Her mother left, but Rain heard her outside the door, waiting.
It had begun in October—in European history class. They were studying the chapter on the period leading up to World War I, and Mr. Marshall was droning on and on in his pale, limp voice about the shooting of some prince or duke or something. Rain had felt so jumpy she didn’t know if she would make it through even one more minute. After Lucy was murdered, she hadn’t wanted to go to school, but when a week had gone by, her parents had said, Enough. It will be better if you get back to the normal routine. Like they had a clue what she needed. Like it was even possible to return to normal. Sometimes her skin felt too tight on her body; other times she felt as if she had no body at all, as if she might rise up off the chair and float right out of the room and no one would even notice that she was gone. Just like, after the first few weeks of circling a wide swath around Lucy’s vacant desk and chair in homeroom, classmates walked right by it as if they were invisible. Now she felt as if the chair she occupied was as empty as Lucy’s, as if she had evaporated or nothing more dramatic had happened than Lucy had transferred to another school or something. She’d shut out the teacher’s voice and picked up the biology report due for her next class and pried the staple off that had been affixed at a forty-five-degree angle as Mr. Neuben demanded or you got five points deducted from your grade. Idly, she unbent it until it was straight as a wire, tested the point of one end with her thumb, and then, with no more thought than if she were doodling in the margin of her textbook, she drew the point across the smooth inner skin of her forearm. A scratch appeared, a white line against her faded summer tan. She traced the line with the end of the staple, and then again, harder now, breaking the skin. She was amazed to see blood bead on the surface in a row of tiny red pearls. For the first time in weeks, it seemed that she could breathe, as if she were no longer invisible. She drew a second line. And a third. “Hey, spaz. Whatcha doing?” Ferret-faced, syruphead Danny Weston was watching her. She pulled her sleeve down to cover the marks, shoved the staple between the pages of her text, lifted her face to Mr. Marshall. But she couldn’t forget what it had felt like, couldn’t forget how for a moment she had been able to breathe.
She thought about it for several days, ran her finger over the scrapes as they healed. Then, one night, while getting ready for bed, she could no longer ignore the claustrophobic tightness of her own skin, the growing panic, and so, as if in some part of her brain she had been planning this all along, she unearthed the green leather manicure case her grandmother had given her for Christmas and slid the tiny scissors from the silk loop that held them in place. Slowly she drew the smaller of the two blades across her arm, shocked to see it made not a scratch but a cut. The pain—and the relief—was immediate. She pressed the blade against her skin, made another cut. And no one knew. Until last week when her father had noticed. So her mother had done the total freak-out scene, threatening to call the police, so sure she was that someone had done this to her daughter.

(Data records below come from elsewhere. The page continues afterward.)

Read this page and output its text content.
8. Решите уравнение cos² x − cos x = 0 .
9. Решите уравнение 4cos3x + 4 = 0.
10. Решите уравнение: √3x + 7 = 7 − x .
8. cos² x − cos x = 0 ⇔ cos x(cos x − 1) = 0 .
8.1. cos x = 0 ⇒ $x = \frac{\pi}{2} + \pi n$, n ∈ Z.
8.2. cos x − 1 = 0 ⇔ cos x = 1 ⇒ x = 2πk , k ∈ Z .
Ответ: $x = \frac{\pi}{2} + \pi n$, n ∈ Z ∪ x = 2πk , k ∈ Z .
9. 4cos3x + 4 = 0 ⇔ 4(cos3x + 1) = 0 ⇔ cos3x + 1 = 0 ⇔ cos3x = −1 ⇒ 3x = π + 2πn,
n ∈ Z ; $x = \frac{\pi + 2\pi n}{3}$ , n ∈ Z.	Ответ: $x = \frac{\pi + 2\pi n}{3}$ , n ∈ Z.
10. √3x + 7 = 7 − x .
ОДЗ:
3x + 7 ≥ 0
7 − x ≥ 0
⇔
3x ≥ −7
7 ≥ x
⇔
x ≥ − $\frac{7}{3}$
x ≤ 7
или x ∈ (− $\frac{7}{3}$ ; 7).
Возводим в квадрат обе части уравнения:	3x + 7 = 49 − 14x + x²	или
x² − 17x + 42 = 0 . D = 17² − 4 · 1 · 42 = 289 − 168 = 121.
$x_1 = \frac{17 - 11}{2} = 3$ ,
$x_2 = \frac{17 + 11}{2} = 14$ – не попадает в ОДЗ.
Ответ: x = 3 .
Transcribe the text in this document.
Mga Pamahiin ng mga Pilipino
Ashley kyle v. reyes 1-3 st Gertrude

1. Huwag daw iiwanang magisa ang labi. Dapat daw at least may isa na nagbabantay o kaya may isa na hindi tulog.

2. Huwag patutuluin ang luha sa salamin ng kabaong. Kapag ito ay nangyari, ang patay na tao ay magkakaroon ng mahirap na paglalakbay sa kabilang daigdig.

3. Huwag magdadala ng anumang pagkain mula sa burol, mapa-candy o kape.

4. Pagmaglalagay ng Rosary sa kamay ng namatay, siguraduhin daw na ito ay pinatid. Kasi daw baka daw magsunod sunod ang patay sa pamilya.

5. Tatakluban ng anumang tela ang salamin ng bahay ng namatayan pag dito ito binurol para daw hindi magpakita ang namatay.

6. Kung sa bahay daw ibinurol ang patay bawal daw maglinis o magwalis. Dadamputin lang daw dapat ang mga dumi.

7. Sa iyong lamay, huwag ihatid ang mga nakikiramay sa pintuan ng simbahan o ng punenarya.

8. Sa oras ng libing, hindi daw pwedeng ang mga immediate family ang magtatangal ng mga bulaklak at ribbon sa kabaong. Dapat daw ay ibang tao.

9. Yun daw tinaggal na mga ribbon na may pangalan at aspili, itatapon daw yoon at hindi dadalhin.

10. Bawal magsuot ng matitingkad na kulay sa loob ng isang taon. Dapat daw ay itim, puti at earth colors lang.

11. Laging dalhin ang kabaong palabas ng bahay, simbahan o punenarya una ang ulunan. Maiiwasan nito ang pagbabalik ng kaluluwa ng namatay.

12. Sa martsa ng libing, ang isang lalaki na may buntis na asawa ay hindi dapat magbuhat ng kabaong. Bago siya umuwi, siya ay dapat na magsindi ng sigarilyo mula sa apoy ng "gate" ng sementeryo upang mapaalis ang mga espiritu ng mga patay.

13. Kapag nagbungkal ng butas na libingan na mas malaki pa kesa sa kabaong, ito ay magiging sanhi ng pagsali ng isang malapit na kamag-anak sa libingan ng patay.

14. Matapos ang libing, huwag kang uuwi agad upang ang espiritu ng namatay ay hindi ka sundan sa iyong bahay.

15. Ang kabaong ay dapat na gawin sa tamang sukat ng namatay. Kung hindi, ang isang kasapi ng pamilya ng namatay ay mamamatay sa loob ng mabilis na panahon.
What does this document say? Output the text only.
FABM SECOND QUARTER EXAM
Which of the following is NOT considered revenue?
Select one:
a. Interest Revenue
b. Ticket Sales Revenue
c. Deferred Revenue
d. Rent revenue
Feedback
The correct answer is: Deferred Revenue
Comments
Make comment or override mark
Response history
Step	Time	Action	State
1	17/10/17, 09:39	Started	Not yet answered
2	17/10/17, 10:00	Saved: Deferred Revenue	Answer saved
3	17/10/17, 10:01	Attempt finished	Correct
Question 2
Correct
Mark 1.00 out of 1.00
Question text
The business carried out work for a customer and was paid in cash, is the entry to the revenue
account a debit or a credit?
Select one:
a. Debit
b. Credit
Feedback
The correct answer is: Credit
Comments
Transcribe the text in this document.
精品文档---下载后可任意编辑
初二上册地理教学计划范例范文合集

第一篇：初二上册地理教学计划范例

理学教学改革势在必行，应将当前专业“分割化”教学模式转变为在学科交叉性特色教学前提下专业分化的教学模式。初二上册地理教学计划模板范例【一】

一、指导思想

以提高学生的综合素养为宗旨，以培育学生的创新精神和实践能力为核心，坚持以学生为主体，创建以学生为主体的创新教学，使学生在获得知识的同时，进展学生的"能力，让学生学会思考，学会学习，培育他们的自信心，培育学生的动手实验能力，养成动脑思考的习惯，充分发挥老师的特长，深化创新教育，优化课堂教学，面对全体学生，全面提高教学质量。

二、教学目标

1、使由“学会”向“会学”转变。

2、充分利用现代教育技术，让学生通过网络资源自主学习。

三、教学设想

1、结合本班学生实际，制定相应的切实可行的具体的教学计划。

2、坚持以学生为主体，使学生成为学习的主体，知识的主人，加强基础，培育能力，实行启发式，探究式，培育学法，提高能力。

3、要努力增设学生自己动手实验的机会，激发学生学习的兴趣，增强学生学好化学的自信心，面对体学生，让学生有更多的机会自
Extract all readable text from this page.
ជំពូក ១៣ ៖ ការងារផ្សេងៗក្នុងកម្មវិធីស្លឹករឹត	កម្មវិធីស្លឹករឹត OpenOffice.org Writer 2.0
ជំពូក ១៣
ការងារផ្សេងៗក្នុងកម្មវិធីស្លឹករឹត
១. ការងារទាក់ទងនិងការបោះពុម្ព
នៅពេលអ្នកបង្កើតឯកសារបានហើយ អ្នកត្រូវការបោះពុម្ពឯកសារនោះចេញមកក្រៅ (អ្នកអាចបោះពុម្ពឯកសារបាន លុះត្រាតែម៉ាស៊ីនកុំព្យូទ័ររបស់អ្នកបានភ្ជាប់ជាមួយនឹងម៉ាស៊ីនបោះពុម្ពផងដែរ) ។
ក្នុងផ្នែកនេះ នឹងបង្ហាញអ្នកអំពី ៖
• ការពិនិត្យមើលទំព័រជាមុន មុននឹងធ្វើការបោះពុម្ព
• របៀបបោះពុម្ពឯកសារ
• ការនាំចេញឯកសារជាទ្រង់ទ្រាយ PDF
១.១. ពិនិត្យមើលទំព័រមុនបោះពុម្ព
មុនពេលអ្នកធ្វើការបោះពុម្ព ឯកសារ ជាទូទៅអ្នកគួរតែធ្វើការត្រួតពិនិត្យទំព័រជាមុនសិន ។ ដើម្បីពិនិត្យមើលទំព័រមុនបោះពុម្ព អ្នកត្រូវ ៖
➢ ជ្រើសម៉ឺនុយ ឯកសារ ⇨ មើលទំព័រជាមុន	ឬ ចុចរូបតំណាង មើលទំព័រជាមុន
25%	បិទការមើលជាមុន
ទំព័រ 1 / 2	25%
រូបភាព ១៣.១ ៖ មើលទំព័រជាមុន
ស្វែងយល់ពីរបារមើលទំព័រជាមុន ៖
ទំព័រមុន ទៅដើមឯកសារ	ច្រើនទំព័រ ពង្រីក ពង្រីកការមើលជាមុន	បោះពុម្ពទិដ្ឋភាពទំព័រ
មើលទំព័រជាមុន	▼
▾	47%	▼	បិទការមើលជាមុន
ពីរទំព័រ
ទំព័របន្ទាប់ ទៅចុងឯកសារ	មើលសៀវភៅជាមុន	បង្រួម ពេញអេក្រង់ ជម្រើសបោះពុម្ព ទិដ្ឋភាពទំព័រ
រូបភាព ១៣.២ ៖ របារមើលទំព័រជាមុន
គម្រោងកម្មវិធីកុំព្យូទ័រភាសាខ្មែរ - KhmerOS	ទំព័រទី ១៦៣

“Who did this?” she kept asking. “And don’t hand me any nonsense about cat scratches.”
And so Rain had told her the truth, which set off a different kind of hysteria. The manicure set was confiscated. Lectures began. Whispered conferences between her parents at night while Rain eavesdropped from outside their door. “Well, I’ve had it,” her mother said. “It was bad enough with all the locks and that ridiculous security system that’s costing us an arm and a leg, but I’m done humoring her. I mean it. Now she’s gone too far.”